In early May 2020, only six weeks after the start of work on the device, the US Food and Drug Administration (FDA) announced that MVM had been approved for use on patients treated for COVID-19. This result was made possible in such a short period of time by the cooperation of laboratories, institutes, universities and companies and by the open sharing of skills and resources.
The MVM has a simple design, consists of few components, and the modular design allows for its parts to be easily replaced, making rapid mass production of the ventilator possible.
Dr Masayuki Wada from AstroCeNT coordinates the work of the group tasked with developing the ventilator’s software. In addition to detailed software testing, the Polish team is also responsible for the data analysis stemming from ventilator test modules developed in the process.
Dr. Leszek Roszkowski from AstroCeNT commented on the swift progress in the construction of the MVM, stating "I'm very pleased with the rapid and great success of the MVM project. At the same time, I am extremely proud of the fact that our relatively small team plays such a disproportionately important role in this remarkable project with the overwhelming participation of researchers from large and renowned scientific laboratories in Europe and America. I am very pleased that their work could bear pro publico bono fruit in such a short time and in such a previously unplanned manner, especially now, during such a difficult period of the COVID-19 pandemic”.

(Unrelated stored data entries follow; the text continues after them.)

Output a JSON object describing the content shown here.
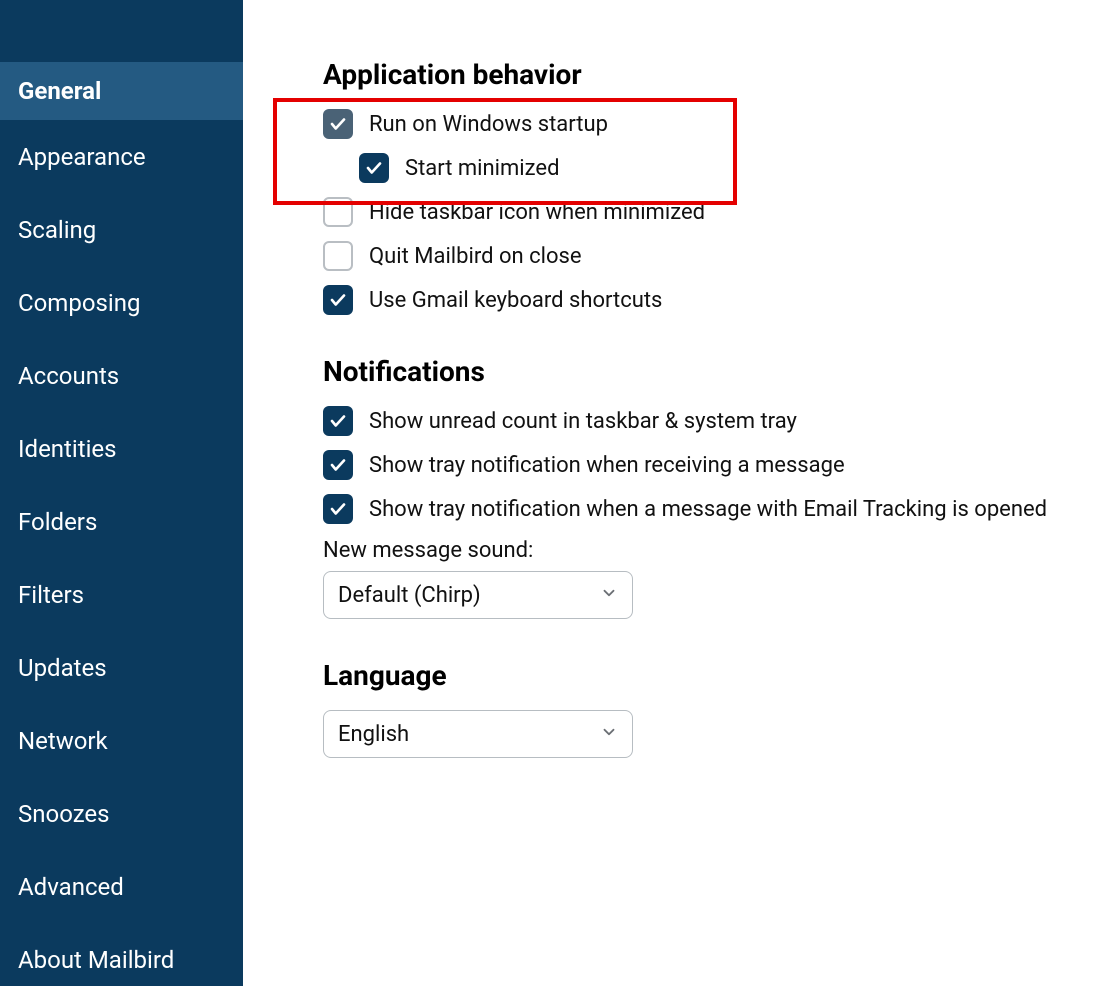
{
  "sidebar": {
    "items": [
      {
        "label": "General",
        "active": true
      },
      {
        "label": "Appearance",
        "active": false
      },
      {
        "label": "Scaling",
        "active": false
      },
      {
        "label": "Composing",
        "active": false
      },
      {
        "label": "Accounts",
        "active": false
      },
      {
        "label": "Identities",
        "active": false
      },
      {
        "label": "Folders",
        "active": false
      },
      {
        "label": "Filters",
        "active": false
      },
      {
        "label": "Updates",
        "active": false
      },
      {
        "label": "Network",
        "active": false
      },
      {
        "label": "Snoozes",
        "active": false
      },
      {
        "label": "Advanced",
        "active": false
      },
      {
        "label": "About Mailbird",
        "active": false
      }
    ]
  },
  "sections": {
    "app_behavior": {
      "title": "Application behavior",
      "options": {
        "run_on_startup": {
          "label": "Run on Windows startup",
          "checked": true,
          "style": "gray"
        },
        "start_minimized": {
          "label": "Start minimized",
          "checked": true,
          "style": "navy",
          "nested": true
        },
        "hide_taskbar": {
          "label": "Hide taskbar icon when minimized",
          "checked": false
        },
        "quit_on_close": {
          "label": "Quit Mailbird on close",
          "checked": false
        },
        "gmail_shortcuts": {
          "label": "Use Gmail keyboard shortcuts",
          "checked": true,
          "style": "navy"
        }
      }
    },
    "notifications": {
      "title": "Notifications",
      "options": {
        "unread_count": {
          "label": "Show unread count in taskbar & system tray",
          "checked": true,
          "style": "navy"
        },
        "tray_receive": {
          "label": "Show tray notification when receiving a message",
          "checked": true,
          "style": "navy"
        },
        "tray_tracking": {
          "label": "Show tray notification when a message with Email Tracking is opened",
          "checked": true,
          "style": "navy"
        }
      },
      "sound_label": "New message sound:",
      "sound_value": "Default (Chirp)"
    },
    "language": {
      "title": "Language",
      "value": "English"
    }
  }
}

The idea to construct a new type of respirator was born within GADMC (Global Argon Dark Matter Collaboration), an international scientific team dedicated to the search for dark matter led by Cristiano Galbiati and the 2015 Nobel Prize winner Arthur McDonald from Queen's University (Canada), a 2015 Nobel Prize winner in Physics.
The team of scientists has received help from the private sector, with the Italian company Elemaster playing a key role, having provided the laboratory needed to build the first devices, developed the new ventilator’s electronic system, and coordinated the work of other companies involved in manufacturing the devices.

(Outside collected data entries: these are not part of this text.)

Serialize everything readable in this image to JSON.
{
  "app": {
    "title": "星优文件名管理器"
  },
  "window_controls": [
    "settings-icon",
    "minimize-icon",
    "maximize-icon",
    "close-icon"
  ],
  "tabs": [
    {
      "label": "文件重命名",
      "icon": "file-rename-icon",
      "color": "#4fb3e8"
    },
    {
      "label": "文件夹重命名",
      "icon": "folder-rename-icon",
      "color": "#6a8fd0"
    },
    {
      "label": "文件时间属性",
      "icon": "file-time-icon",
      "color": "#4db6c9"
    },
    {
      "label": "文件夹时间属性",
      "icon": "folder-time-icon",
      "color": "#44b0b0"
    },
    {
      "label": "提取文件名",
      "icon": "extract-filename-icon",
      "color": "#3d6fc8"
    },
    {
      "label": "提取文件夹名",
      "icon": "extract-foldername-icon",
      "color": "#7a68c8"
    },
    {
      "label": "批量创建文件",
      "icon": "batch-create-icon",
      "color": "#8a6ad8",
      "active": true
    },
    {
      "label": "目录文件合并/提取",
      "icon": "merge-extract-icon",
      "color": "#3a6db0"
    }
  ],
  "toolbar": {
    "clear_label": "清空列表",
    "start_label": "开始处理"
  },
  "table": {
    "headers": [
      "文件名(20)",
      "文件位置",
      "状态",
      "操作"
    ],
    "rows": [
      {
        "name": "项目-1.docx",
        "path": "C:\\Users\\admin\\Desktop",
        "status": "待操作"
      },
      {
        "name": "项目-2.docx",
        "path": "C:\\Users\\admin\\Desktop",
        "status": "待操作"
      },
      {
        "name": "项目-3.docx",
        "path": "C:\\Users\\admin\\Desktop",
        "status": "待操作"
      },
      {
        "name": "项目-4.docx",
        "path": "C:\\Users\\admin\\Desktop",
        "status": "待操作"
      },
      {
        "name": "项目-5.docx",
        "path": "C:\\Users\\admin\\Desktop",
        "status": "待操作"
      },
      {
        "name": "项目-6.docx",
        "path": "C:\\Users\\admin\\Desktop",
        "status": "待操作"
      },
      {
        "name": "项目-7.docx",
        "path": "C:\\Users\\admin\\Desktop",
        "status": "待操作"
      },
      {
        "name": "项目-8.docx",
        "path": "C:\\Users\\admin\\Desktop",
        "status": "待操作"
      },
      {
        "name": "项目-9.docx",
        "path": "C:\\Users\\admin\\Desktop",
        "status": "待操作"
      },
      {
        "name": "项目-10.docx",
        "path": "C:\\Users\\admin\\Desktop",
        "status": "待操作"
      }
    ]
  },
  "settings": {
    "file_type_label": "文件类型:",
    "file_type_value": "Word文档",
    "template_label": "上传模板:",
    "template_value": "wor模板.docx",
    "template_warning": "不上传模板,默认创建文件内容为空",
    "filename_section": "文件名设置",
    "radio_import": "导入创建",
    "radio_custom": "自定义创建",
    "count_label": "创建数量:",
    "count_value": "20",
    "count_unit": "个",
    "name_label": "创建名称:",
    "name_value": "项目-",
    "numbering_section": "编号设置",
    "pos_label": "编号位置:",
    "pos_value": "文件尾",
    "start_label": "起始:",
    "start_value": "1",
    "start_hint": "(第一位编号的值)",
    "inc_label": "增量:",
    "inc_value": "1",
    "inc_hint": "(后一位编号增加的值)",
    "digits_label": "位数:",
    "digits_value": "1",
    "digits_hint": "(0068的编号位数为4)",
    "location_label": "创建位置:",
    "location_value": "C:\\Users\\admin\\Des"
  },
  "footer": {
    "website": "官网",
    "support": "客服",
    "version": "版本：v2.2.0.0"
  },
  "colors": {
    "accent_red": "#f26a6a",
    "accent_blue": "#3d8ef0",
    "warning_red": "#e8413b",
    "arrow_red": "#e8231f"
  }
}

The advice of medical experts from Italy, Canada and the United States allowed the design of the device to take into account clinical requirements. Anaesthesiologists from the COVID-19 units in Lombardy, one of the regions most affected by the pandemic, played an important role by providing the guideline for the ventilator’s design. Detailed testing of the device was carried out at the San Gerardo Hospital in Monza, Italy.
The AstroCeNT: Science and Technology Centre for Particle Astrophysics was established in July 2018 thanks to a grant from the International Research Agencies programme implemented by the Foundation for Polish Science and co-financed by the European Union.
States around the world are trying to stock up on ventilators, wishing to take precautions in case there will be a second wave of coronavirus infections in the autumn. Hopefully, the MVM will turn out to be one of the new ventilator designs that will help to satisfy the drastically increased demand for the life-saving machine.